Des documents déclassifiés et publiés par un institut américain indépendant montrent comment la guerre en Irak a été planifiée dès l’arrivée au pouvoir de George W. Bush, et comment Donald Rumsfeld s’est minutieusement attaché à récolter tous les prétextes possibles à une invasion.
Les documents officiels ont été déclassifiés cette semaine et publiés par le National Security Archive, un institut de recherche indépendant. Cette ouverture au public a été obtenue grâce à une requête au nom de la liberté d’information (Freedom of Information Request).
La période visée, contrairement aux usages en matière de déclassification de documents confidentiels, est des plus récentes : il s’agit tout simplement de celle qui couvre la préparation par l’administration Bush de la guerre en Irak, qui devait permettre de renverser le dictateur Saddam Hussein. Et ces documents confirment que l’équipe Bush s’est attelée, dès son entrée à la Maison Blanche, à trouver comment justifier une guerre en Irak.
L’administration américaine a déjà reconnu, par le passé, que le régime de Saddam Hussein n’avait joué aucun rôle dans les attentats du 11-Septembre. Mais les documents publiés cette semaine vont plus loin : ils montrent comment, quelques heures à peine après les attentats, le secrétaire à la Défense d’alors, Donald Rumsfeld, a évoqué une attaque de l’Irak en même temps que la traque d’Oussama Ben Laden.
Cette évocation figure dans les minutes d’une réunion tenue à cette époque. Rumsfeld a alors ordonné à un avocat du Pentagone de se consacrer, avec un adjoint, à trouver "un fondement" à un lien supposé entre le régime irakien et le chef d’Al-Qaïda.
Le grand mensonge nucléaire
Dès juin et juillet 2001, de hauts responsables ont saisi des tubes d’aluminium, les présentant comme des preuves d’une stratégie d’armement nucléaire de l’Irak avant même que ces tubes ne soient examinés, relatent encore deux notes internes du Département d’Etat transmises au secrétaire d’Etat d’alors, Colin Powell. Problème les tubes se sont vite révélés sans rapport avec le secteur nucléaire.
La confrontation avec l’Irak était aussi le sujet d’une note de juillet 2001 adressée à Condoleezza Rice, conseillère à la sécurité nationale à l’époque. Rumsfeld y exigeait la tenue d’une réunion à haut niveau sur la stratégie à employer vis-à-vis de Bagdad. S’inquiétant de l’inefficacité des sanctions et de l’amélioration de la défense aérienne irakienne, le secrétaire à la Défense affirmait : "dans quelques années, les Etats-Unis vont sans aucun doute affronter un Saddam doté d’armes nucléaires".

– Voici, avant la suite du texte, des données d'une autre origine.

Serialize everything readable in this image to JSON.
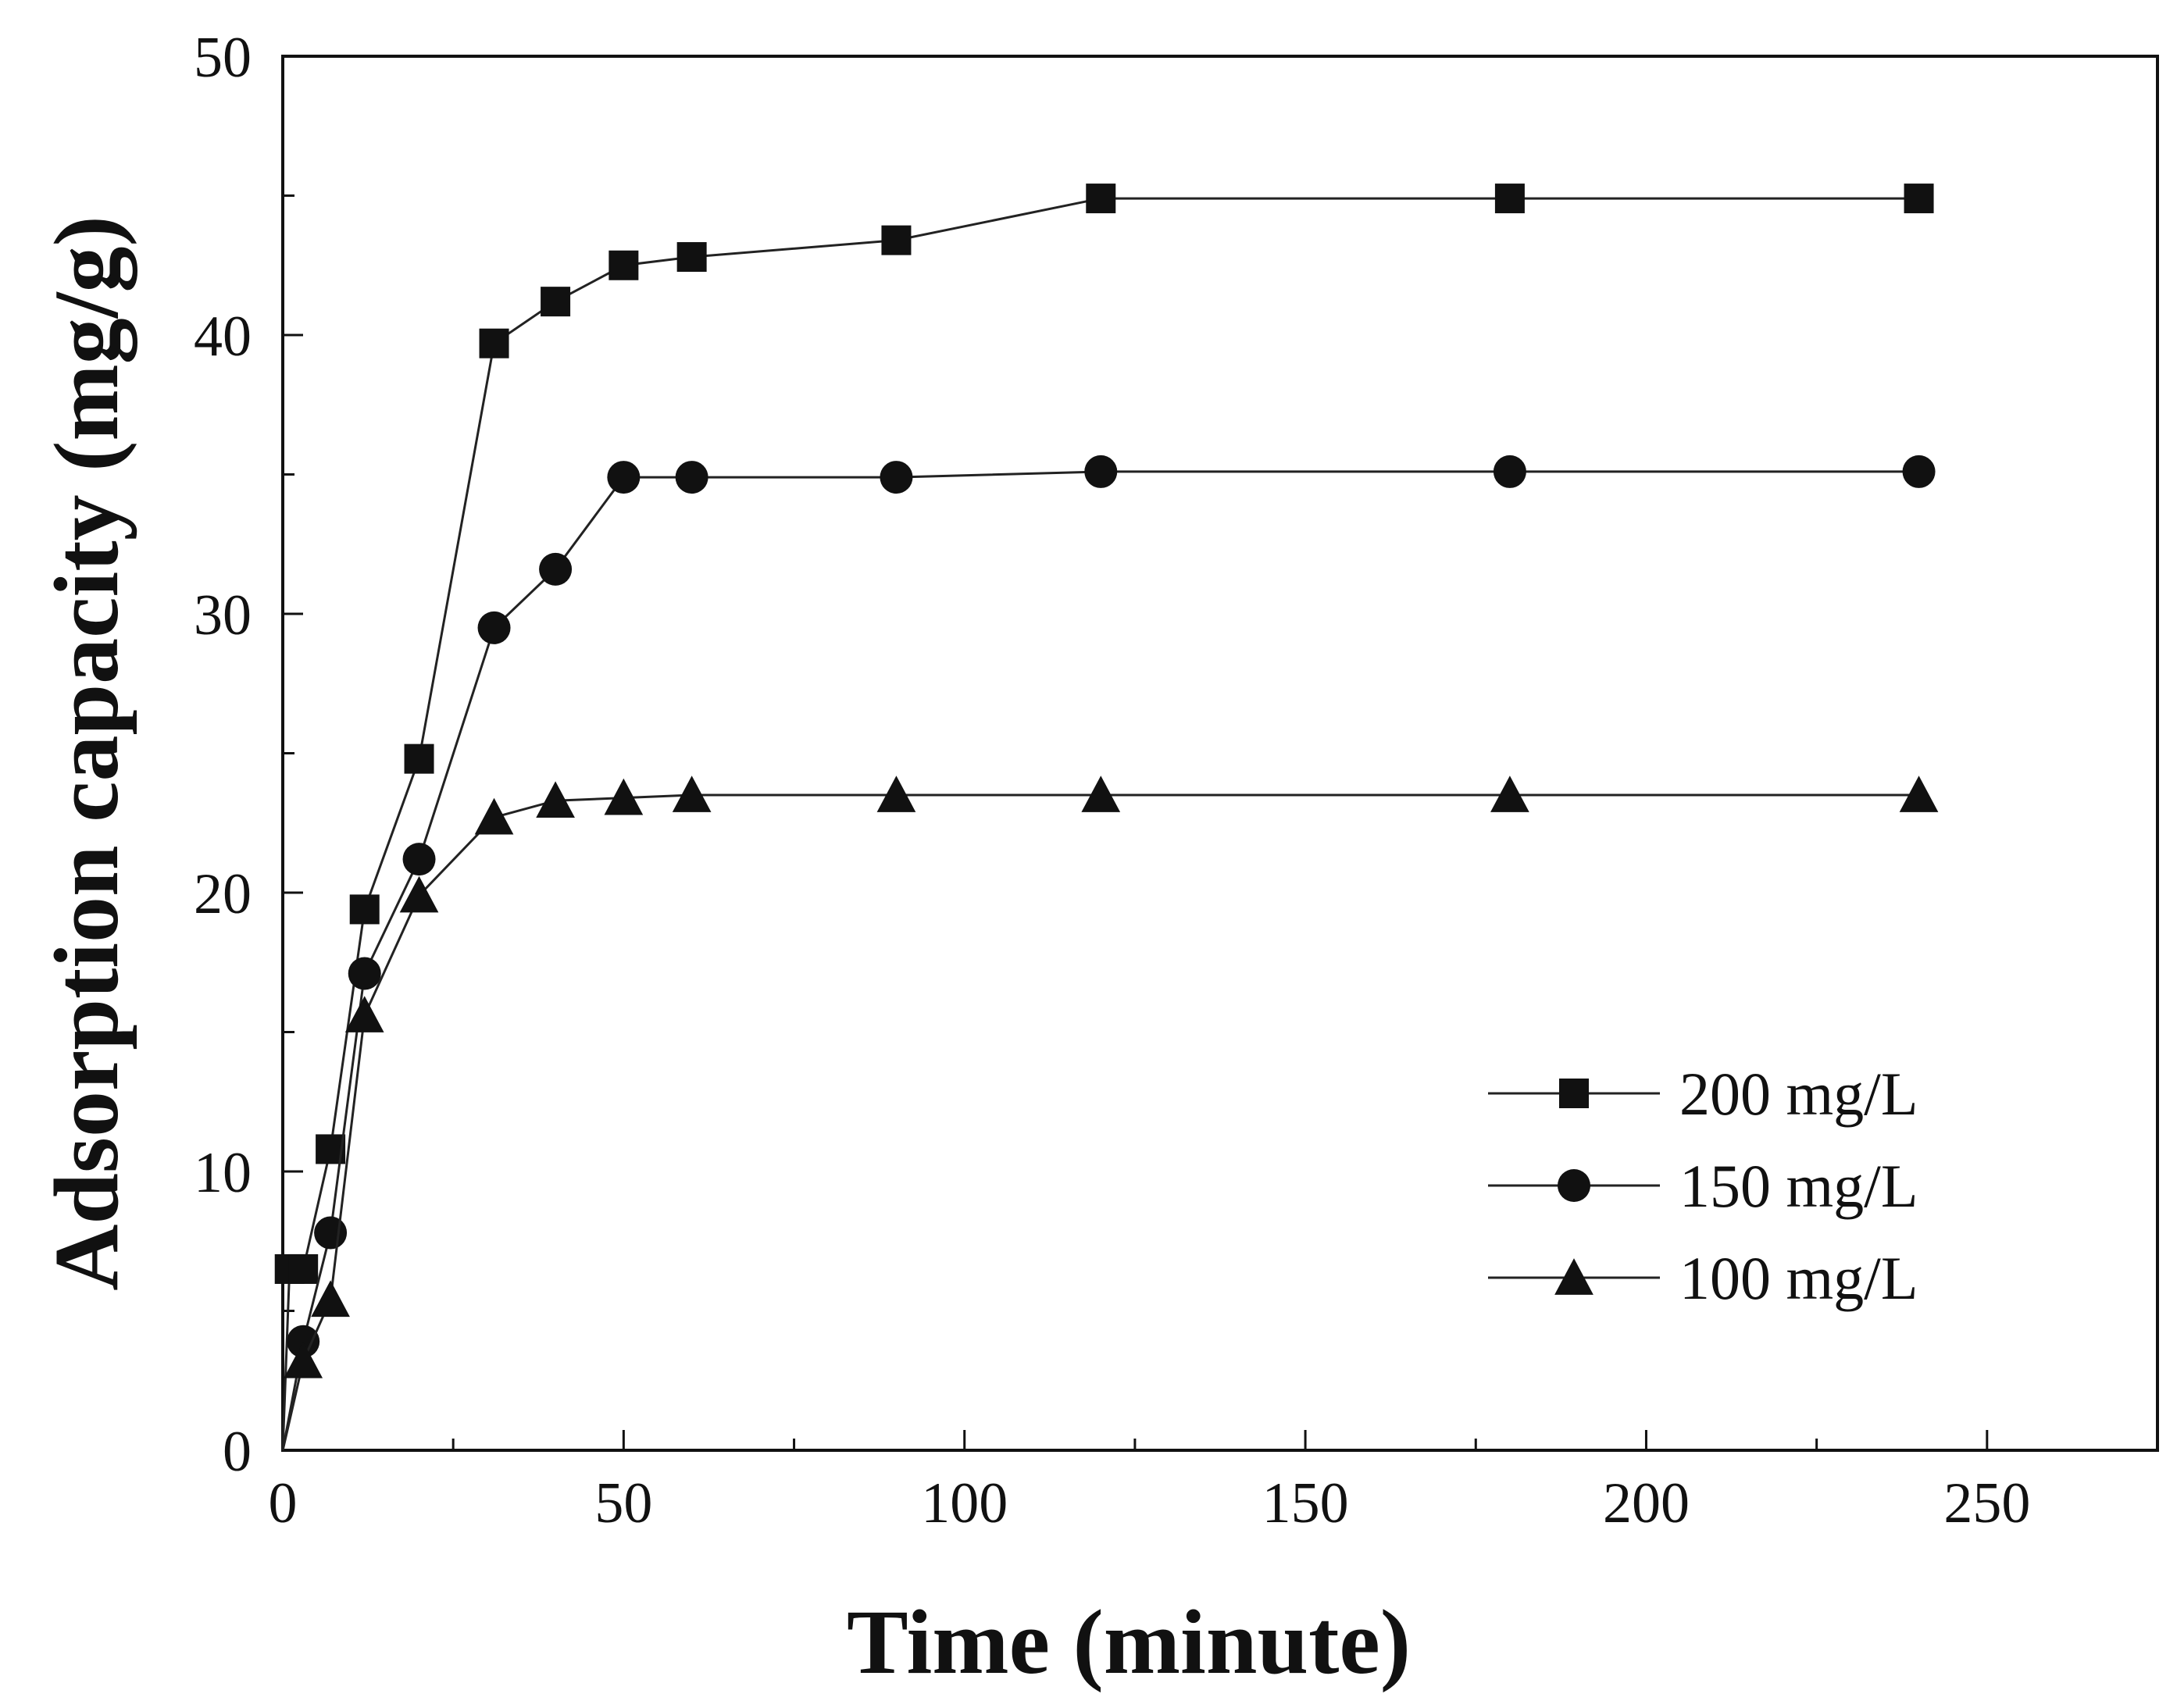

Prévoyant qu’une guerre serait un succès, Rumsfeld affirmait que la chute de Saddam Hussein augmenterait le prestige de Washington dans la région et dans le monde entier.
"Si le régime de Saddam tombe, nous serons dans une bien meilleure position dans la région et ailleurs", écrivait-il. "Un succès majeur en Irak renforcerait la crédibilité des Etats-Unis et leur influence dans toute la région".
Un autre document montre que dès l’hiver 2001, deux mois après l’invasion de l’Afghanistan, Donald Rumsfeld a discuté les plans d’une attaque de l’Irak, qui sera finalement lancée en mars 2003. Au cours d’une réunion avec le général Tommy Franks, ancien commandant en chef du Centcom, chargé de la région Moyen-Orient, le secrétaire à la Défense lui ordonne que les forces armées soient prêtes pour "la décapitation" du régime irakien.
Lors d’un exposé le 27 novembre, il fait la liste des prétextes utilisables par l’administration pour déclencher une guerre, citant les actions militaires de l’Irak contre l’enclave nord du pays à population kurde protégée par les Américains, la découverte de prétendus liens entre Saddam et le 11 Septembre ou des attaques au bacille du charbon, ainsi que les disputes à propos des inspections d’armements par l’ONU.
Une note du 18 décembre 2001 d’une cellule d’analyse du département d’Etat avertit enfin que la France et l’Allemagne s’opposeront à l’invasion de l’Irak sans preuve concrète que Bagdad est derrière les attentats de 2001. Cette même note craint que le soutien du Premier ministre britannique n’ait un prix politique élevé pour Tony Blair, et redoute les réactions possibles au sein de la population musulmane de Grande-Bretagne.